Exercise can be an important way to rehabilitate patients with COVID-19. Exercise directly improves lung function and boosts immunity by correcting cytokine imbalances in the body. In addition, it reduces intracellular and extracellular oxidative stress. Another benefit of exercise is the regulation of gut flora homeostasis [38]. We offer a modular CR system that takes into account not only physical exercise, but also a medical approach with psychological exercises and physiotherapeutic procedures that, according to the results, showed treatment satisfaction among patients, as well as an increase in the duration of training (min. 216, max. 1789 sec). It is vital to consider the impact of CR on patients with COVID-19 in a comprehensive manner, and appropriate measures can reduce complications due to COVID-19 and provide a quick return to normal life. Future research will focus on specific types and methods of exercise for different exercise regimens.

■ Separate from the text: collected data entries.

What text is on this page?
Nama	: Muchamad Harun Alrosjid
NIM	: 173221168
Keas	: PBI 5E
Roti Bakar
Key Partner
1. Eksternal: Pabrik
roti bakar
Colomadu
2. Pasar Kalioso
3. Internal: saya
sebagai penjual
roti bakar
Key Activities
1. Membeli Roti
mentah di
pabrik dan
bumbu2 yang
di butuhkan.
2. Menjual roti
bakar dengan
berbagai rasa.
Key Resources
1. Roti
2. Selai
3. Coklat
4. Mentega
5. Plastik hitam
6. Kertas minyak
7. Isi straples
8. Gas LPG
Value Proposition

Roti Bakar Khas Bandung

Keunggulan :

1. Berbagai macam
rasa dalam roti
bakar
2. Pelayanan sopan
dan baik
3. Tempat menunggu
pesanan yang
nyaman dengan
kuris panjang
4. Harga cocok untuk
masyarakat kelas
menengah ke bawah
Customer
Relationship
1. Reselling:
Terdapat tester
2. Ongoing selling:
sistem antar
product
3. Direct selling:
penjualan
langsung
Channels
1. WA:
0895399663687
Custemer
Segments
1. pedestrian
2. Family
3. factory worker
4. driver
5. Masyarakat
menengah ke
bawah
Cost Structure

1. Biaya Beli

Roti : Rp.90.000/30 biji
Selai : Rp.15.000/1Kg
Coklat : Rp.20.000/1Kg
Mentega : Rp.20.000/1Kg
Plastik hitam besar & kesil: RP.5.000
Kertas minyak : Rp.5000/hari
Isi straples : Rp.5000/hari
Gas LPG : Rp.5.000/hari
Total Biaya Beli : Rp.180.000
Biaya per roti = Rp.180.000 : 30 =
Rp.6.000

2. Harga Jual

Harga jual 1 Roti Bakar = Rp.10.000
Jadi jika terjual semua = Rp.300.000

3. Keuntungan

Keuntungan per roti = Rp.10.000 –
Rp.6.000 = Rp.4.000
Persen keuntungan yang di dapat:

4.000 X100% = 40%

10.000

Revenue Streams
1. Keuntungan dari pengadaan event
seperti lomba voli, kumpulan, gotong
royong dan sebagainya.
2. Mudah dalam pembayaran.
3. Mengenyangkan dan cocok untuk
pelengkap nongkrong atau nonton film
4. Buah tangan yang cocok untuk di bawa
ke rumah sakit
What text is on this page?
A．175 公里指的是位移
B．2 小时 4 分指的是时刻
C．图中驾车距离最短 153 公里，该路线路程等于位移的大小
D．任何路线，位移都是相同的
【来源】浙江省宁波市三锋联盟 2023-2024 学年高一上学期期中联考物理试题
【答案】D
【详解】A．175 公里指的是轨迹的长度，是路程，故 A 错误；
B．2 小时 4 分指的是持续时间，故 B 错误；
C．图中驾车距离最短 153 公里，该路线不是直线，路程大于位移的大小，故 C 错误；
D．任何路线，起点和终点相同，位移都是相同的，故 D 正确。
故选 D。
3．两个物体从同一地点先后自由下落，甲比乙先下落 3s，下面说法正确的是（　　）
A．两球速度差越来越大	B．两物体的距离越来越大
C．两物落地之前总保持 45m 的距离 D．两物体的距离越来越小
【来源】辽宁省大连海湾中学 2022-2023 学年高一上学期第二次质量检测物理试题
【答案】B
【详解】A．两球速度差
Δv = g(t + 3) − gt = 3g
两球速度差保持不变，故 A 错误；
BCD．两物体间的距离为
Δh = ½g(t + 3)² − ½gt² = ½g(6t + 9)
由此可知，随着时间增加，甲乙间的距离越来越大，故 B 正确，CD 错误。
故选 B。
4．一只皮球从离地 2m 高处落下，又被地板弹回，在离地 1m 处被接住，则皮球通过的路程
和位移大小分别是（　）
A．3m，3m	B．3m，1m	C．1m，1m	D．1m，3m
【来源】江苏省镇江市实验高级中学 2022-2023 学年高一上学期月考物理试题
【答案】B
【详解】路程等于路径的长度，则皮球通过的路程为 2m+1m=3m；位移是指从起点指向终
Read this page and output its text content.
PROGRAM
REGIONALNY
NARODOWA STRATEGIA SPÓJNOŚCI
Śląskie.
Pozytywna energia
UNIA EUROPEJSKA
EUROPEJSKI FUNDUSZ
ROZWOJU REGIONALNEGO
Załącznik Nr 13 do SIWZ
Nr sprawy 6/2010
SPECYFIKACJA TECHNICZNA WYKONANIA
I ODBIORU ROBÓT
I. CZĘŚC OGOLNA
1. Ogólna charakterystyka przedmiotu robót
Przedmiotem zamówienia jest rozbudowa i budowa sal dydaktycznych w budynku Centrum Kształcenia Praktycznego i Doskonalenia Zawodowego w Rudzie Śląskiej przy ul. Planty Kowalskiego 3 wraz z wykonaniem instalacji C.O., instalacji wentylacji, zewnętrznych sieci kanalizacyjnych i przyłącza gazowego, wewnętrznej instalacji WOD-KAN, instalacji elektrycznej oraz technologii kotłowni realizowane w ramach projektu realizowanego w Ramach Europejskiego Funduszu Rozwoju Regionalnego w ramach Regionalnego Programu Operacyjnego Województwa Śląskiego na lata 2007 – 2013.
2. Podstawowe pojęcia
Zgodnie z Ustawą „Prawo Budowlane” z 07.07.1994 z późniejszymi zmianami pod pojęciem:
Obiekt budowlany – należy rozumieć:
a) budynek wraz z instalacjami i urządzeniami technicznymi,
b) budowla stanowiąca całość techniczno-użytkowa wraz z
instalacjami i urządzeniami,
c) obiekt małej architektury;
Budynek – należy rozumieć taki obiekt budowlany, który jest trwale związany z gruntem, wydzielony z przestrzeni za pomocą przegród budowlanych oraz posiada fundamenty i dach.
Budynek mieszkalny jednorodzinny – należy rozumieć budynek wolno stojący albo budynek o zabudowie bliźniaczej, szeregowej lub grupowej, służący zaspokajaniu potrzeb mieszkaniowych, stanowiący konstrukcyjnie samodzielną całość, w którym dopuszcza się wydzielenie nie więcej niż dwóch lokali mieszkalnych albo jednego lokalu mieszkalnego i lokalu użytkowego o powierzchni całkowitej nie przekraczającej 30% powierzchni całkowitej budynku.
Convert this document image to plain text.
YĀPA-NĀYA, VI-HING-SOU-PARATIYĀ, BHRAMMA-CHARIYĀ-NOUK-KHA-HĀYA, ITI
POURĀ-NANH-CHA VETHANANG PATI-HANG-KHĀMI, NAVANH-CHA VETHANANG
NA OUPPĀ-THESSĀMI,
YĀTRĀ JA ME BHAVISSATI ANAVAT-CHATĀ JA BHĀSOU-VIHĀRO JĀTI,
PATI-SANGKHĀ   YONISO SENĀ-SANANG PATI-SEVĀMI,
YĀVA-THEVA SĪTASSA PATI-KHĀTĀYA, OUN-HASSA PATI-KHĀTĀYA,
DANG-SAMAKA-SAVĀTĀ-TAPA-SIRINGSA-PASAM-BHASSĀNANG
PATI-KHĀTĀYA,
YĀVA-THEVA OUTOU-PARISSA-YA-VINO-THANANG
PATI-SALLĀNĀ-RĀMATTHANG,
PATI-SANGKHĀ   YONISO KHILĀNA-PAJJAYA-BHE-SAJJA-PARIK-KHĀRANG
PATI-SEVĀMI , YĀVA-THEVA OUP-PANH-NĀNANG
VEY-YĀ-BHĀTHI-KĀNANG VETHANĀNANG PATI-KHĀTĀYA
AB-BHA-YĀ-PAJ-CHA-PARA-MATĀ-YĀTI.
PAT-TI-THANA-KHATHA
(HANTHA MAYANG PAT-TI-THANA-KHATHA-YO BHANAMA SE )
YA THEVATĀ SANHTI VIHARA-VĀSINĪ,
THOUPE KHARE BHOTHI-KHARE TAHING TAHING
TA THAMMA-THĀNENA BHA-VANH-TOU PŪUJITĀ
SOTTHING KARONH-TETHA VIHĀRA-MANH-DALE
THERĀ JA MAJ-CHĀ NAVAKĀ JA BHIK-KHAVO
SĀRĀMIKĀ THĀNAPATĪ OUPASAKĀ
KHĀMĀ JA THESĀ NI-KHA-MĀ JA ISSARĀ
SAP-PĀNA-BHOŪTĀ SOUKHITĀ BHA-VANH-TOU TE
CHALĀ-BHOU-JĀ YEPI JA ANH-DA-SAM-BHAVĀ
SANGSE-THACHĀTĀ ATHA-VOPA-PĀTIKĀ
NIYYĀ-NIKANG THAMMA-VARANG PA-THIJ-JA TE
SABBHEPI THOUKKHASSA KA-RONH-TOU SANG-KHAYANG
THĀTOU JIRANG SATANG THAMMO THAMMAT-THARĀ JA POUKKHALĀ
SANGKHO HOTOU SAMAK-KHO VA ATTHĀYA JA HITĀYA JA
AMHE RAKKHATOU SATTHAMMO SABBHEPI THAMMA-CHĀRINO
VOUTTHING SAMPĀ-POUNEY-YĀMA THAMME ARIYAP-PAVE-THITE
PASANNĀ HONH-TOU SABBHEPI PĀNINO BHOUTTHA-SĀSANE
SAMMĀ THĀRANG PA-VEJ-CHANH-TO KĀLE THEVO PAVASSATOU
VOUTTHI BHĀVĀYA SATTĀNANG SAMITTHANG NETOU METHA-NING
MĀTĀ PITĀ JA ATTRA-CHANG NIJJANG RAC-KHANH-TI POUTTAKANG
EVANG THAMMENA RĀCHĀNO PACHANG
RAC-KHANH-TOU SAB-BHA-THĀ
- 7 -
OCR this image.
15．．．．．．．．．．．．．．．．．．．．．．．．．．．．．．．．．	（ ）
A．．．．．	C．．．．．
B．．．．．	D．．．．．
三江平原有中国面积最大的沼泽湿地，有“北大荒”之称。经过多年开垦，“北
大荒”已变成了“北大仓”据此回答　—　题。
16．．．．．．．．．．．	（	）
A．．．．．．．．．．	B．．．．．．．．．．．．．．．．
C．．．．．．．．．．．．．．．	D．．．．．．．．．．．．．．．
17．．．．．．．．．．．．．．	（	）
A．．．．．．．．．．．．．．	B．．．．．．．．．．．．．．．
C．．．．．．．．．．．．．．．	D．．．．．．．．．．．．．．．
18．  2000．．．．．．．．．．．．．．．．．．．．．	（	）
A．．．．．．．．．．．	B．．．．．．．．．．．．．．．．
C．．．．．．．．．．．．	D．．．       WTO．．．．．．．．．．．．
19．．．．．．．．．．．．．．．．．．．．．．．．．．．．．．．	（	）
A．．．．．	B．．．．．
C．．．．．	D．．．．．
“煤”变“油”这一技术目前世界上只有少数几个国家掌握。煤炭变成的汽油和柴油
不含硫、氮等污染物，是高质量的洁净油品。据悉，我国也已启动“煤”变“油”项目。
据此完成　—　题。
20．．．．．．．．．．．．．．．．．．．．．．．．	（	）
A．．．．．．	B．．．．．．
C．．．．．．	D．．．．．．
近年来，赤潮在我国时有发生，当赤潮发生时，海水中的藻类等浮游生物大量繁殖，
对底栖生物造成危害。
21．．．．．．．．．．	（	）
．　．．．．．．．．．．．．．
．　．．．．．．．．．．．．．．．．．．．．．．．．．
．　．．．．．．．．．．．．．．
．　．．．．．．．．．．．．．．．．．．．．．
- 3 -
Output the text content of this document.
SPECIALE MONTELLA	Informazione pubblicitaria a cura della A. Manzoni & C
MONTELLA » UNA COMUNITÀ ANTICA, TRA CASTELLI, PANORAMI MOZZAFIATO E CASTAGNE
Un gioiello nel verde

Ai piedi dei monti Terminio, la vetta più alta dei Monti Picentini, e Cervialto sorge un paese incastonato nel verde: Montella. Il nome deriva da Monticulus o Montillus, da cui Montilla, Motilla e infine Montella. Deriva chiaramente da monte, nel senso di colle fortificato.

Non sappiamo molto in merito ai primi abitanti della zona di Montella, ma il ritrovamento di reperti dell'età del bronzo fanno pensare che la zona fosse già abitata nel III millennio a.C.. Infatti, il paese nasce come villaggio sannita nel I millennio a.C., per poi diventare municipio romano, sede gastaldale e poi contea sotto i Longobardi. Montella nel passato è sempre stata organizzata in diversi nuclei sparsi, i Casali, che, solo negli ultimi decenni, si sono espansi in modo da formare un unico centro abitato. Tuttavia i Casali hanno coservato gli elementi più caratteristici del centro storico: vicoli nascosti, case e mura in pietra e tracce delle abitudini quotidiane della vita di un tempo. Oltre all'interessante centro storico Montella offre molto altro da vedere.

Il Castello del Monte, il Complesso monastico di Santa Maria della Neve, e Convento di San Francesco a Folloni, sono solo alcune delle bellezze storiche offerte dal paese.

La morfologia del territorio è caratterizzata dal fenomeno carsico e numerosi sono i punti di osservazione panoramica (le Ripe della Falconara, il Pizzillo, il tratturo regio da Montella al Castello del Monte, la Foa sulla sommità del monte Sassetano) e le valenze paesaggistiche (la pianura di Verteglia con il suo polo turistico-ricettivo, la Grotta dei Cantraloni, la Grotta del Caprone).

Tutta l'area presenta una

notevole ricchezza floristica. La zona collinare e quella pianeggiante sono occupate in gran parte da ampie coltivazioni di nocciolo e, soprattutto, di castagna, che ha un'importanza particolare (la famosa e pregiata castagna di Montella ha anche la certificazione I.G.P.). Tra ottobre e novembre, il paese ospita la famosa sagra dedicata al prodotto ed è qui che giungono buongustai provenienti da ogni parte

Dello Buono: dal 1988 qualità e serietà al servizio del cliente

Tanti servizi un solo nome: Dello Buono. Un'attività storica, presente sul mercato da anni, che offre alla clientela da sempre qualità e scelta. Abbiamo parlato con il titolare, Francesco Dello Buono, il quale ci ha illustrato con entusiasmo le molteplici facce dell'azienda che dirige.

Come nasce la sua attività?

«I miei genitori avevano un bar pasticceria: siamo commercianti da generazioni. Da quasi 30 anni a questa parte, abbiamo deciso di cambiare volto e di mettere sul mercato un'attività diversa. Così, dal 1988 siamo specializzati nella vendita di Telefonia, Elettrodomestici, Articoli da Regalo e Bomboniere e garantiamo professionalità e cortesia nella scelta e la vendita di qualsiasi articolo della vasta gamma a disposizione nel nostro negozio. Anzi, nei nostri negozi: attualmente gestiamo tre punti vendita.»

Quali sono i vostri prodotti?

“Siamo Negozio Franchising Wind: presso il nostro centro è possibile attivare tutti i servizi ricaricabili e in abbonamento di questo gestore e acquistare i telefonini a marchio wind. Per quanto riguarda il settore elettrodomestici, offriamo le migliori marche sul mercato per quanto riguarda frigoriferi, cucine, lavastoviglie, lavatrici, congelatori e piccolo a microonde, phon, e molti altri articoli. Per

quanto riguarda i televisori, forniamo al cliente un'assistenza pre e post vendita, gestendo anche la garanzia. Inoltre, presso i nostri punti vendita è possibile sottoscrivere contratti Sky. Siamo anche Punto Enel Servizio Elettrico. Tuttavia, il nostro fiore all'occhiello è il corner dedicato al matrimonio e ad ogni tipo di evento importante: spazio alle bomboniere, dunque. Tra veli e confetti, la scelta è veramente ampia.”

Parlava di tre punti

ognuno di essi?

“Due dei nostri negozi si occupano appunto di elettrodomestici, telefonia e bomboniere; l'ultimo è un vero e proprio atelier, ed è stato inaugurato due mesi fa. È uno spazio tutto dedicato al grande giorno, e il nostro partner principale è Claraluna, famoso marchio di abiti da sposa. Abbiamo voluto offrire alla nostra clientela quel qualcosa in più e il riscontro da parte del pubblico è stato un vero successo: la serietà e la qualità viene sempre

With the recent success of COVID-19 vaccines, the burden of coronavirus will decrease, but a significant number of patients with persistent symptoms are likely to remain even months after exposure to COVID-19. As the medical community gains a better understanding of the pathophysiology of COVID-19 and its cardiovascular manifestations in the coming years, we hope to expand our ability to identify those at increased risk for these complications and discover effective strategies for prevention and treatment of this syndrome.
We did not assess the relationship of Qol and ET with severity, or outcomes of patients rehospitalization after a modular CR program in the emergency cardiology department; we also did not describe re-PCI rates, adequate medication influences, and arrhythmia disturbances.
Conclusions
The modular CR program improves exercise capacity and quality of life with AMI and COVID-19 similar to patients without COVID. COVID patients should subsequently undergo rehabilitation.